NGO 2.0: The Future of Doing Good

Kegler Brown is partnering with Columbus Council on World Affairs for a networking luncheon focused on today’s social challenges and the future of our society. Ahmad Ashkar, founder and CEO of the Hult Prize will speak to social impact, how the world’s largest student movement is taking charge to make a difference and the next steps for social entrepreneurship. The luncheon will be held on Tuesday, May 7, in the WOSU room at COSI. The program will begin promptly at noon. Register for the event.

More information on the Hult Prize:

In partnership with former President Clinton and the Clinton Global Initiative (CGI), the Hult Prize has created the world’s largest student movement for social impact, dedicated to solving the most pressing social challenges on the planet. Each year, more than 10,000 college and university students from around the world apply to pitch their ideas at one of six regional events that take place in Boston, San Francisco, London, Dubai, Shanghai, and online. Up for grabs is an opportunity to spend the summer in the Hult Accelerator — a world class center for innovation located in Boston. Following the conclusion of their time working in the Hult Accelerator, each of the six winning teams then pitch their start-ups at the annual Clinton Global Initiative meeting, where President Clinton, along with CGI Meeting attendees select and award the winning team with a $1 million prize to make their idea a reality.

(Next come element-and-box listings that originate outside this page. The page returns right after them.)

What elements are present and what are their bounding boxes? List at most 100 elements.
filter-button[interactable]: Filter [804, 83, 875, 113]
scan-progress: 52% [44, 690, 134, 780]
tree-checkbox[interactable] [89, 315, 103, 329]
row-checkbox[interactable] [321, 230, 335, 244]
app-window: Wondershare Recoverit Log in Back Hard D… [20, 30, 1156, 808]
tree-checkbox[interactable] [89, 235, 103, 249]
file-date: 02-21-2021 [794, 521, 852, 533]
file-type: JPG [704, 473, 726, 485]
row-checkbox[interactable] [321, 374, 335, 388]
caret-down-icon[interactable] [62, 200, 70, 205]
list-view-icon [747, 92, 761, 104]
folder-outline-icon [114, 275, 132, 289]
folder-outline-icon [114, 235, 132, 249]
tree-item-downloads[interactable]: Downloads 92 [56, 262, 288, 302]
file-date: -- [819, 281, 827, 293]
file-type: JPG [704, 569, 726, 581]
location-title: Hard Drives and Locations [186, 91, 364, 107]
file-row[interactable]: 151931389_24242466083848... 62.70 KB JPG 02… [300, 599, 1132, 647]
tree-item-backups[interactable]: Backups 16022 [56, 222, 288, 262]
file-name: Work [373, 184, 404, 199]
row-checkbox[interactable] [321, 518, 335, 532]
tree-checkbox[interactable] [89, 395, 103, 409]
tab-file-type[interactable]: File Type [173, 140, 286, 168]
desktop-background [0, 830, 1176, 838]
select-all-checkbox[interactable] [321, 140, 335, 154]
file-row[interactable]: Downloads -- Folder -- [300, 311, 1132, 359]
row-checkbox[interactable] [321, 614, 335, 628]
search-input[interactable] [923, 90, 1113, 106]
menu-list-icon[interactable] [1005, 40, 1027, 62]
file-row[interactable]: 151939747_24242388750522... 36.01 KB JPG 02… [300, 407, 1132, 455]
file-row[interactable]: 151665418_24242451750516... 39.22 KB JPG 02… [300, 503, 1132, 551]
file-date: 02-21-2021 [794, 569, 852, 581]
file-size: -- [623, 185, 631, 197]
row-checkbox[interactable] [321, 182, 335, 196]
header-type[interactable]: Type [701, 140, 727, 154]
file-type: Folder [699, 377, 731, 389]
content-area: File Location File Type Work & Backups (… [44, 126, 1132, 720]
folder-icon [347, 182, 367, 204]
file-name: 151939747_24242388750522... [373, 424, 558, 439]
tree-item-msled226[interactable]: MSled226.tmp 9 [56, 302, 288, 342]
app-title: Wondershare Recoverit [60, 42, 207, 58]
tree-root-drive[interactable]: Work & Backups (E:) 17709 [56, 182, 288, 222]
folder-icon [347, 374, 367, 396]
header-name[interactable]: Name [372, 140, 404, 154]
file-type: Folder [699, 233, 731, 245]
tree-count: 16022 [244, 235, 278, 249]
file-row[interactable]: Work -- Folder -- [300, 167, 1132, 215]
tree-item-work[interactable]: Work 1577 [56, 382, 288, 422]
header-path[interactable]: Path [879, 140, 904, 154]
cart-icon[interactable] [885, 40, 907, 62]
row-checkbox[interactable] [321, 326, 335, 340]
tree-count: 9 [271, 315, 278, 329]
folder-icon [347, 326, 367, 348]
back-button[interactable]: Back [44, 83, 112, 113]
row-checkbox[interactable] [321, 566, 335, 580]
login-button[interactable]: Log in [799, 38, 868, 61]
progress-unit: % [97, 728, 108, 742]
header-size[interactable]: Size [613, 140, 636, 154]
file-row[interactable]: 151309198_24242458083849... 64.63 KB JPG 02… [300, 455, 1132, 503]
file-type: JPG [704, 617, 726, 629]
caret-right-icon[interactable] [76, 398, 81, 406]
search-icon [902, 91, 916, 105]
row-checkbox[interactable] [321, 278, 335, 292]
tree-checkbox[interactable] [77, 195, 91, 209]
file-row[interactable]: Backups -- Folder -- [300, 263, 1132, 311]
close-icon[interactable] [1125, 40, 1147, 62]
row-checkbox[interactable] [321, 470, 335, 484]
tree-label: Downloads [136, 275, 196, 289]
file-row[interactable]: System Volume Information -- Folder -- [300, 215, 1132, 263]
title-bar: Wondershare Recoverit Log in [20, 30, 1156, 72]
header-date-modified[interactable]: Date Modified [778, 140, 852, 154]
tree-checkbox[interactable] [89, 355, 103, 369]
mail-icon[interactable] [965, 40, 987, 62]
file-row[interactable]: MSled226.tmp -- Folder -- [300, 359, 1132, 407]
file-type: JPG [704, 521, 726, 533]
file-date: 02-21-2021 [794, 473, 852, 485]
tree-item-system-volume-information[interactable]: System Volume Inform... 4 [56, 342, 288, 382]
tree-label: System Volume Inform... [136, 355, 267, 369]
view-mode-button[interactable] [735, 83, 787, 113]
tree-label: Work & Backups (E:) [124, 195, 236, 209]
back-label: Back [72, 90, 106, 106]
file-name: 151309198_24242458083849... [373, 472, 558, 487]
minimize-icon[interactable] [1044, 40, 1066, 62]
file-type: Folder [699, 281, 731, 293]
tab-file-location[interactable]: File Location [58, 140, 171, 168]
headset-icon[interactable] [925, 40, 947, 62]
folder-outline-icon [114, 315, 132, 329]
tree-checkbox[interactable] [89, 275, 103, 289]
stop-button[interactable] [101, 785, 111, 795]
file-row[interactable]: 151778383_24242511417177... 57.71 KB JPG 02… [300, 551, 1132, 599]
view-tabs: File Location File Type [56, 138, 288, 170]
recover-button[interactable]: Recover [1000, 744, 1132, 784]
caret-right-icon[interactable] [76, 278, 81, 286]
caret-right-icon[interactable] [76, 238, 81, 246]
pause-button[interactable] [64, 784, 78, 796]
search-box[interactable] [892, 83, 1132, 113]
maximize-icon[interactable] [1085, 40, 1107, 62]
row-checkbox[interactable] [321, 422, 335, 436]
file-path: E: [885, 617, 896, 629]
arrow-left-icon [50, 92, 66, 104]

Historically, teams crafted social entrepreneurship plans to be implemented by existing NGOs like Habitat for Humanity, Solaraid, and One Laptop Per Child. Responding to urges from President Clinton and micro-lending Grameen Bank founder Muhammad Yunus, teams will now compete to create wholly new organizations, oriented around a topic area selected by President Clinton himself. In 2013, teams are tasked with confronting the Global Food Crisis by addressing issues in distribution, manufacturing, production, technology, etc. The Founder and CEO of the Hult Prize, Ahmad Ashkar, is calling the move "NGO 2.0." He hopes to create a new generation of profit-motive-driven social entrepreneurial start-ups.